BSP sees 4.2%-5% inflation in April


Bangko Sentral ng Pilipinas (BSP) Governor Benjamin E. Diokno said inflation for the month of April could go as high as five percent from 4.5 percent in March, but could also be a low of 4.2 percent based on downside pressures.

 The BSP’s forecast range of 4.2 percent to 5.0 percent for April is still consistent with its full-year average projection of 4.2 percent.

BSP Governor Benjamin E. Diokno (Credit: BSP photo)

 Diokno, citing the BSP Department of Economic Research report on consumer price index, said that “lower prices of domestic petroleum products and key food items, such as fruits and vegetables due to improved supply conditions, are the main sources of downside price pressures during the month.”

 “However, these could be partly offset by upward adjustment in Meralco electricity rates, coupled with higher prices of pork, fish, and rice,” he said.

 The BSP’s latest Private Sector Economists’ Inflation Forecasts has a higher 2021 projection of 4.3 percent versus its previous forecast of 3.9 percent made in February. It’s also higher than BSP’s own 4.2 percent forecast for this year.

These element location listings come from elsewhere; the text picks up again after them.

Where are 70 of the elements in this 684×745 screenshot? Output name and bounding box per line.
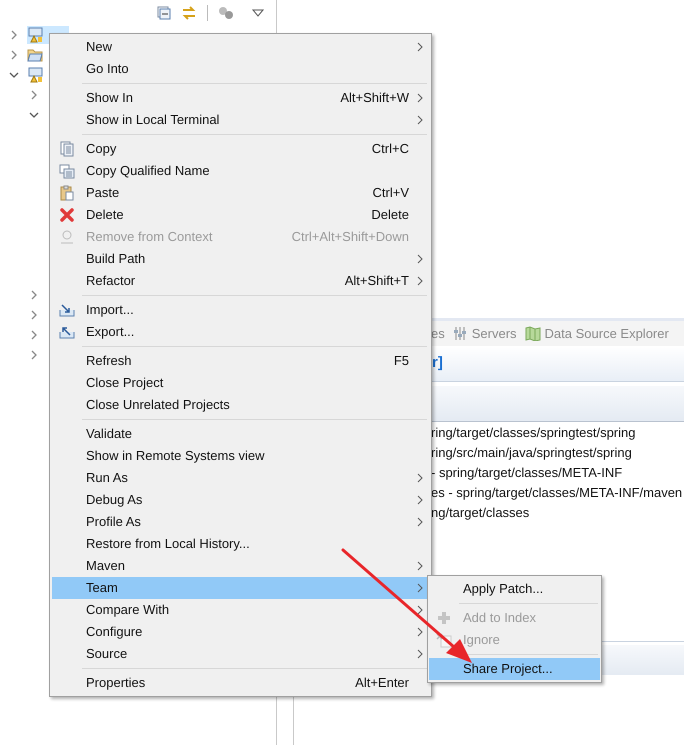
chevron-right-icon (417, 649, 423, 659)
menu-item[interactable]: Configure (52, 621, 429, 643)
chevron-right-icon[interactable] (29, 310, 39, 320)
dropdown-icon[interactable] (252, 8, 264, 16)
menu-item[interactable]: Source (52, 643, 429, 665)
menu-item[interactable]: Copy Ctrl+C (52, 138, 429, 160)
menu-item[interactable]: Copy Qualified Name (52, 160, 429, 182)
menu-item[interactable]: Profile As (52, 511, 429, 533)
menu-item[interactable]: Export... (52, 321, 429, 343)
chevron-right-icon (417, 627, 423, 637)
menu-item[interactable]: New (52, 36, 429, 58)
chevron-right-icon[interactable] (29, 350, 39, 360)
menu-item[interactable]: Import... (52, 299, 429, 321)
menu-item[interactable]: Delete Delete (52, 204, 429, 226)
chevron-right-icon[interactable] (9, 30, 19, 40)
chevron-right-icon[interactable] (29, 290, 39, 300)
chevron-down-icon[interactable] (9, 72, 19, 78)
chevron-right-icon[interactable] (9, 50, 19, 60)
chevron-right-icon[interactable] (29, 330, 39, 340)
delete-icon (59, 207, 75, 223)
menu-item[interactable]: Validate (52, 423, 429, 445)
ignore-icon (436, 632, 452, 648)
menu-item[interactable]: Paste Ctrl+V (52, 182, 429, 204)
servers-icon (452, 326, 468, 341)
list-row[interactable]: ng/target/classes (431, 503, 684, 523)
menu-item[interactable]: Refresh F5 (52, 350, 429, 372)
chevron-right-icon (417, 517, 423, 527)
import-icon (59, 302, 75, 318)
link-icon[interactable] (181, 4, 197, 20)
chevron-right-icon (417, 93, 423, 103)
remove-icon (59, 229, 75, 245)
chevron-right-icon (417, 473, 423, 483)
list-row[interactable]: ring/target/classes/springtest/spring (431, 423, 684, 443)
menu-item[interactable]: Show in Local Terminal (52, 109, 429, 131)
chevron-right-icon (417, 115, 423, 125)
map-icon (524, 326, 541, 341)
menu-item[interactable]: Close Project (52, 372, 429, 394)
menu-item[interactable]: Apply Patch... (429, 578, 600, 600)
chevron-right-icon (417, 254, 423, 264)
chevron-right-icon (417, 276, 423, 286)
menu-item[interactable]: Debug As (52, 489, 429, 511)
copy-icon (59, 163, 75, 179)
chevron-down-icon[interactable] (29, 112, 39, 118)
filter-icon[interactable] (218, 6, 234, 20)
menu-item[interactable]: Compare With (52, 599, 429, 621)
chevron-right-icon[interactable] (29, 90, 39, 100)
menu-item[interactable]: Maven (52, 555, 429, 577)
menu-item[interactable]: Show In Alt+Shift+W (52, 87, 429, 109)
chevron-right-icon (417, 42, 423, 52)
menu-item[interactable]: Close Unrelated Projects (52, 394, 429, 416)
menu-item[interactable]: Run As (52, 467, 429, 489)
menu-item[interactable]: Build Path (52, 248, 429, 270)
collapse-all-icon[interactable] (157, 6, 171, 20)
menu-item[interactable]: Restore from Local History... (52, 533, 429, 555)
panel-title: r] (432, 353, 443, 374)
menu-item[interactable]: Team (52, 577, 429, 599)
copy-icon (59, 141, 75, 157)
menu-item[interactable]: Go Into (52, 58, 429, 80)
menu-item[interactable]: Properties Alt+Enter (52, 672, 429, 694)
plus-icon (436, 610, 452, 626)
menu-item[interactable]: Show in Remote Systems view (52, 445, 429, 467)
clipboard-icon (59, 185, 75, 201)
menu-item[interactable]: Refactor Alt+Shift+T (52, 270, 429, 292)
list-row[interactable]: ring/src/main/java/springtest/spring (431, 443, 684, 463)
list-row[interactable]: es - spring/target/classes/META-INF/maven (431, 483, 684, 503)
chevron-right-icon (417, 583, 423, 593)
menu-item[interactable]: Share Project... (429, 658, 600, 680)
chevron-right-icon (417, 605, 423, 615)
chevron-right-icon (417, 495, 423, 505)
chevron-right-icon (417, 561, 423, 571)
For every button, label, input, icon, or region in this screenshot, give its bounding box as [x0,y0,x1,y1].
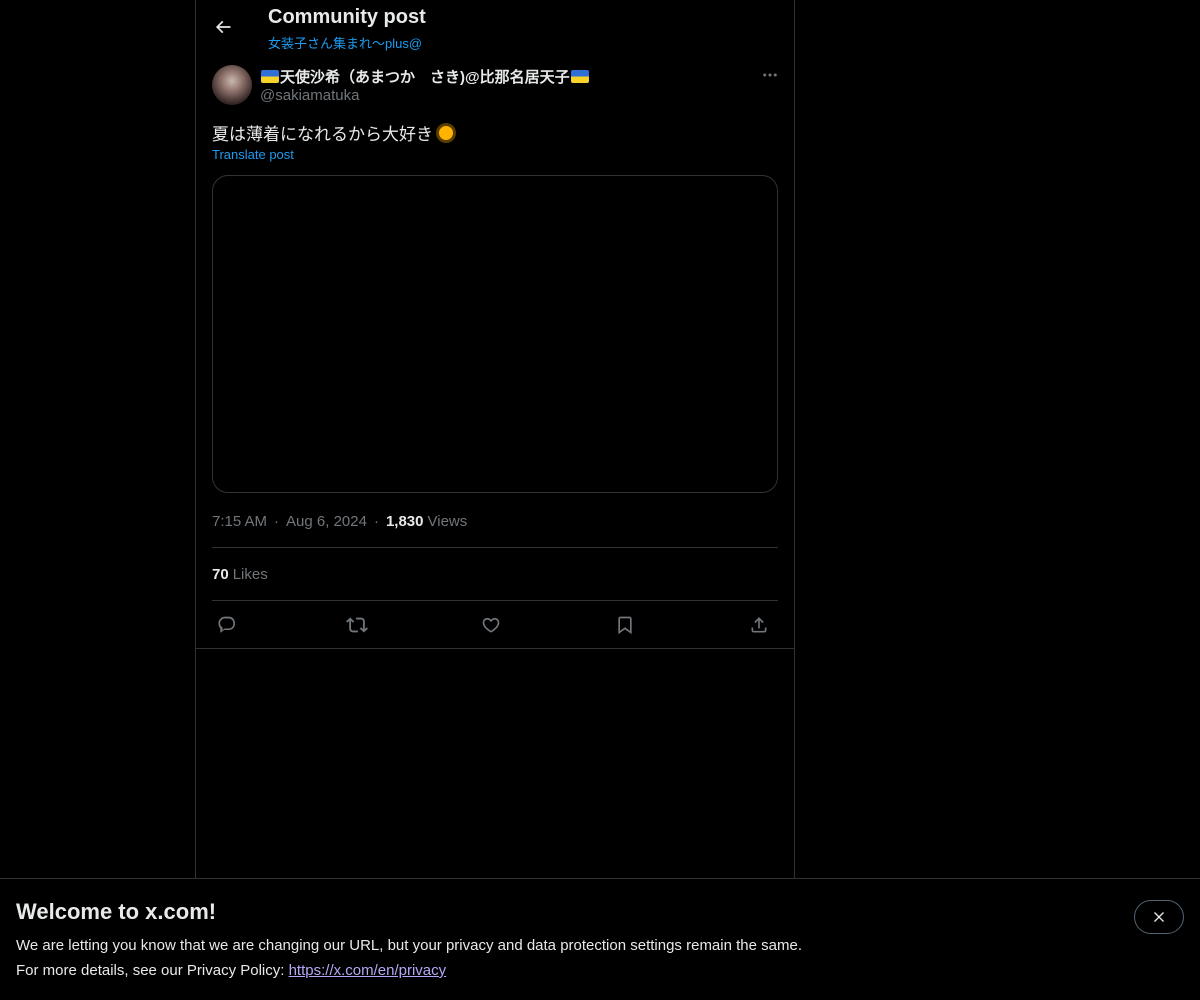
likes-count: 70 [212,566,229,583]
post-text: 夏は薄着になれるから大好き [212,120,453,145]
page-title: Community post [268,6,426,28]
likes-label: Likes [232,566,268,583]
ukraine-flag-icon [261,70,279,83]
share-button[interactable] [746,612,772,638]
main-column: Community post 女装子さん集まれ〜plus@ 天使沙希（あまつか … [195,0,795,878]
url-change-banner: Welcome to x.com! We are letting you kno… [0,878,1200,1000]
author-name[interactable]: 天使沙希（あまつか さき)@比那名居天子 [280,66,570,87]
close-banner-button[interactable] [1134,900,1184,934]
author-name-row[interactable]: 天使沙希（あまつか さき)@比那名居天子 [260,66,590,87]
translate-post-link[interactable]: Translate post [212,147,294,162]
media-container[interactable] [212,175,778,493]
divider [212,600,778,601]
banner-title: Welcome to x.com! [16,899,217,924]
banner-privacy-line: For more details, see our Privacy Policy… [16,962,446,979]
views-count: 1,830 [385,513,424,530]
like-button[interactable] [478,612,504,638]
divider [196,648,794,649]
ukraine-flag-icon [570,70,589,83]
like-icon [482,617,500,633]
post-meta: 7:15 AM · Aug 6, 2024 · 1,830 Views [212,513,467,530]
bookmark-button[interactable] [612,612,638,638]
meta-separator: · [373,513,379,530]
avatar[interactable] [212,65,252,105]
bookmark-icon [618,616,632,635]
sun-emoji-icon [439,125,453,140]
more-button[interactable] [758,64,782,86]
action-bar [212,612,778,638]
likes-stat[interactable]: 70 Likes [212,566,268,583]
post-date[interactable]: Aug 6, 2024 [286,513,367,530]
close-icon [1154,912,1164,922]
more-dots-icon [763,73,777,77]
banner-message: We are letting you know that we are chan… [16,937,802,954]
banner-privacy-prefix: For more details, see our Privacy Policy… [16,962,289,979]
views-label: Views [427,513,468,530]
repost-button[interactable] [344,612,370,638]
post-text-body: 夏は薄着になれるから大好き [212,125,433,144]
reply-icon [218,616,236,633]
privacy-policy-link[interactable]: https://x.com/en/privacy [289,962,447,979]
meta-separator: · [274,513,280,530]
arrow-left-icon [215,20,231,34]
reply-button[interactable] [214,612,240,638]
page-header: Community post 女装子さん集まれ〜plus@ [196,0,794,53]
post-time[interactable]: 7:15 AM [212,513,267,530]
repost-icon [346,617,368,633]
share-icon [751,617,767,633]
author-handle[interactable]: @sakiamatuka [260,87,359,104]
divider [212,547,778,548]
community-link[interactable]: 女装子さん集まれ〜plus@ [268,33,422,52]
back-button[interactable] [208,10,238,44]
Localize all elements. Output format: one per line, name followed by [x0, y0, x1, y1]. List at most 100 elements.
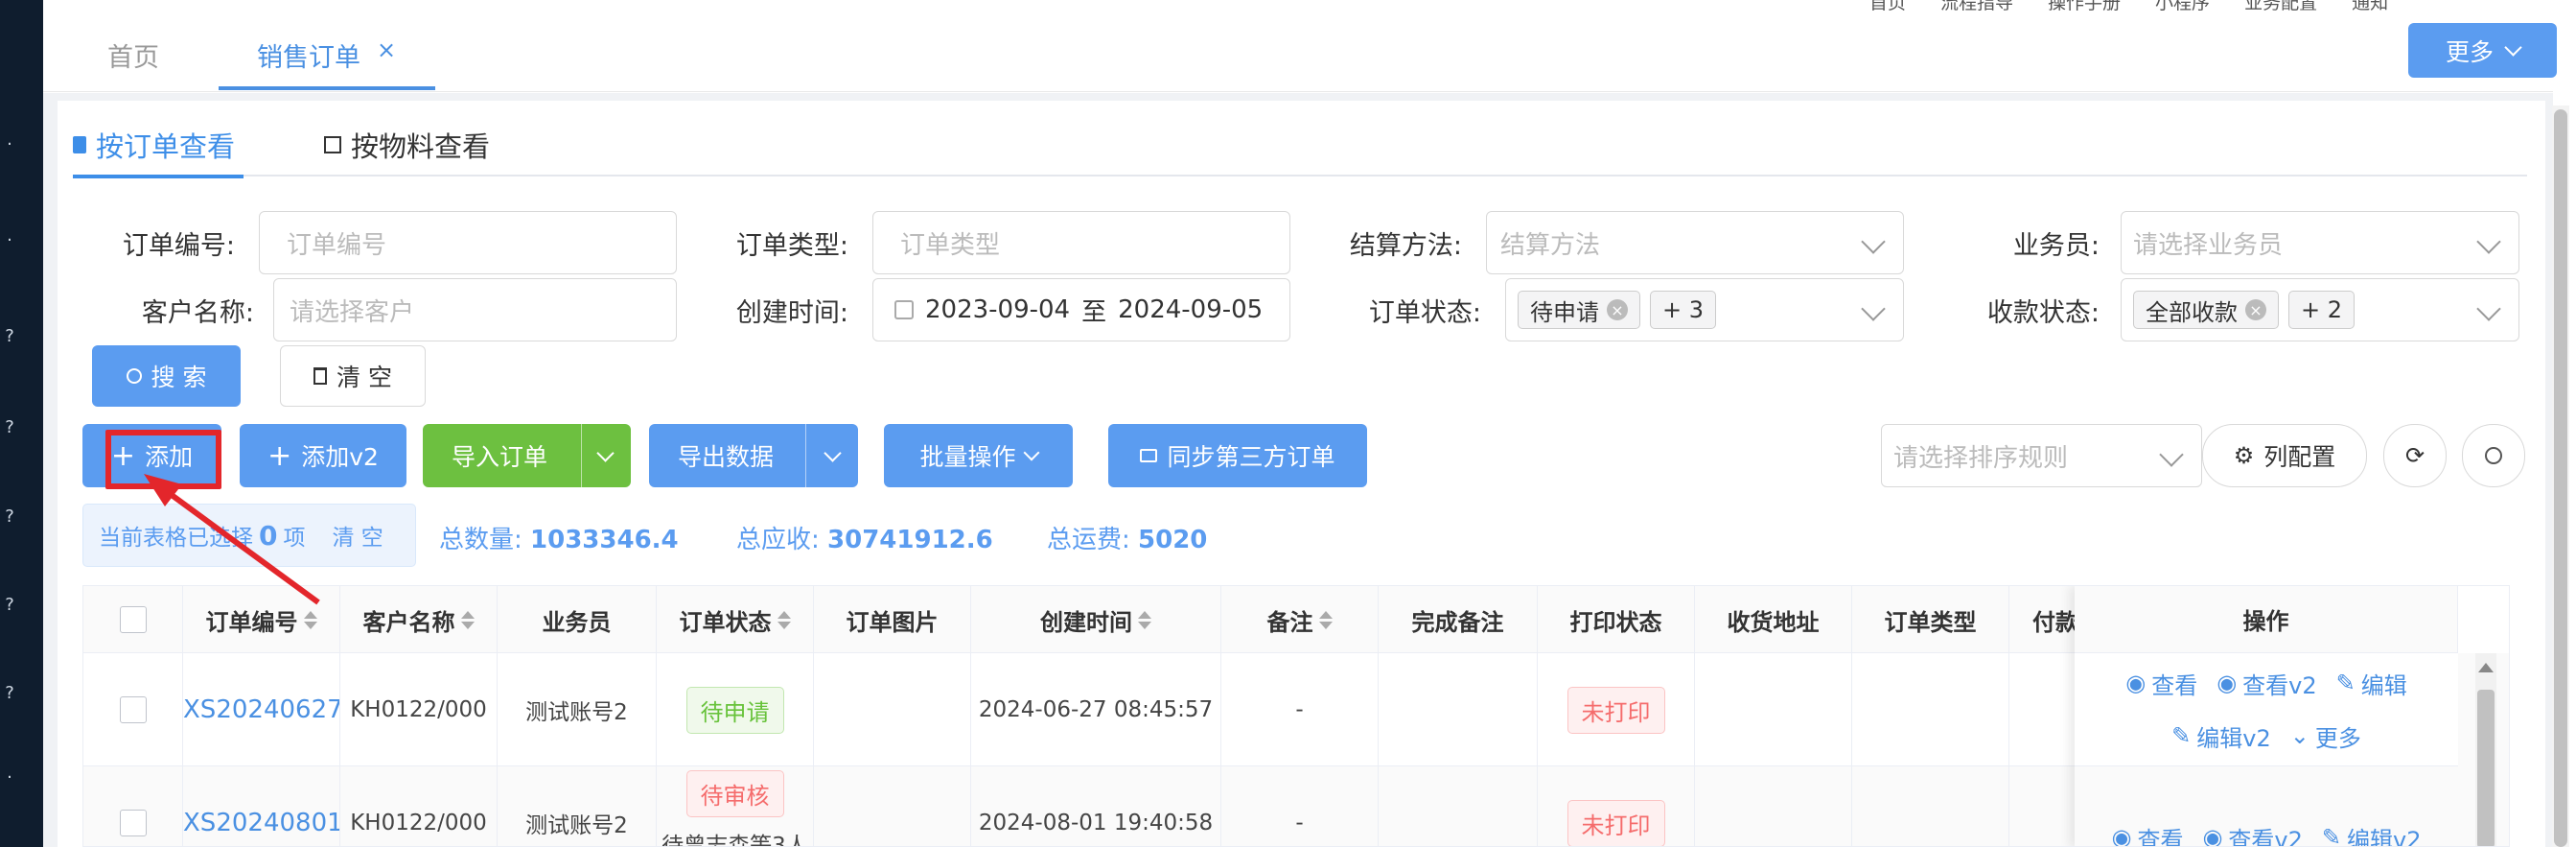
topnav-notify[interactable]: 通知 — [2352, 0, 2388, 13]
row-checkbox[interactable] — [119, 810, 147, 836]
sidebar-icon[interactable]: ? — [0, 683, 19, 703]
batch-ops-button[interactable]: 批量操作 — [884, 424, 1073, 487]
total-freight-label: 总运费: — [1047, 526, 1130, 554]
tab-by-order-label: 按订单查看 — [96, 130, 236, 163]
tab-sales-order[interactable]: 销售订单 — [257, 36, 360, 74]
edit-v2-link[interactable]: ✎ 编辑v2 — [2171, 719, 2271, 753]
edit-link[interactable]: ✎ 编辑 — [2336, 667, 2407, 700]
sort-rule-select[interactable]: 请选择排序规则 — [1881, 424, 2202, 487]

 The BSP’s inflation outlook is that from the first quarter to the third quarter this year, inflation rate will accelerate above the two-four percent target due to the transitory impact of supply-side price pressures. By end-2021 until the first quarter next year, it expects inflation to decelerate below the midpoint of the target range before settling near the three-percent level by the second half of 2022 with the moderation of global oil and non-oil prices.

According to the survey, analysts expect upside risks to inflation will come from the following: supply disruptions brought about by adverse weather conditions and African Swine Fever; rising global crude oil prices, which could push up transportation costs; and higher government spending, renewed consumer demand, and normalization of business operations. 

The survey also took into account the rollout of vaccines, low interest rate environment, and base effects as factors for the latest economists’ forecasts.

The BSP said downside risks to inflation are subdued domestic demand due to low purchasing power and implementation of localized lockdown measures amid the recent spike in new COVID-19 cases, which could slow the pace of economic recovery.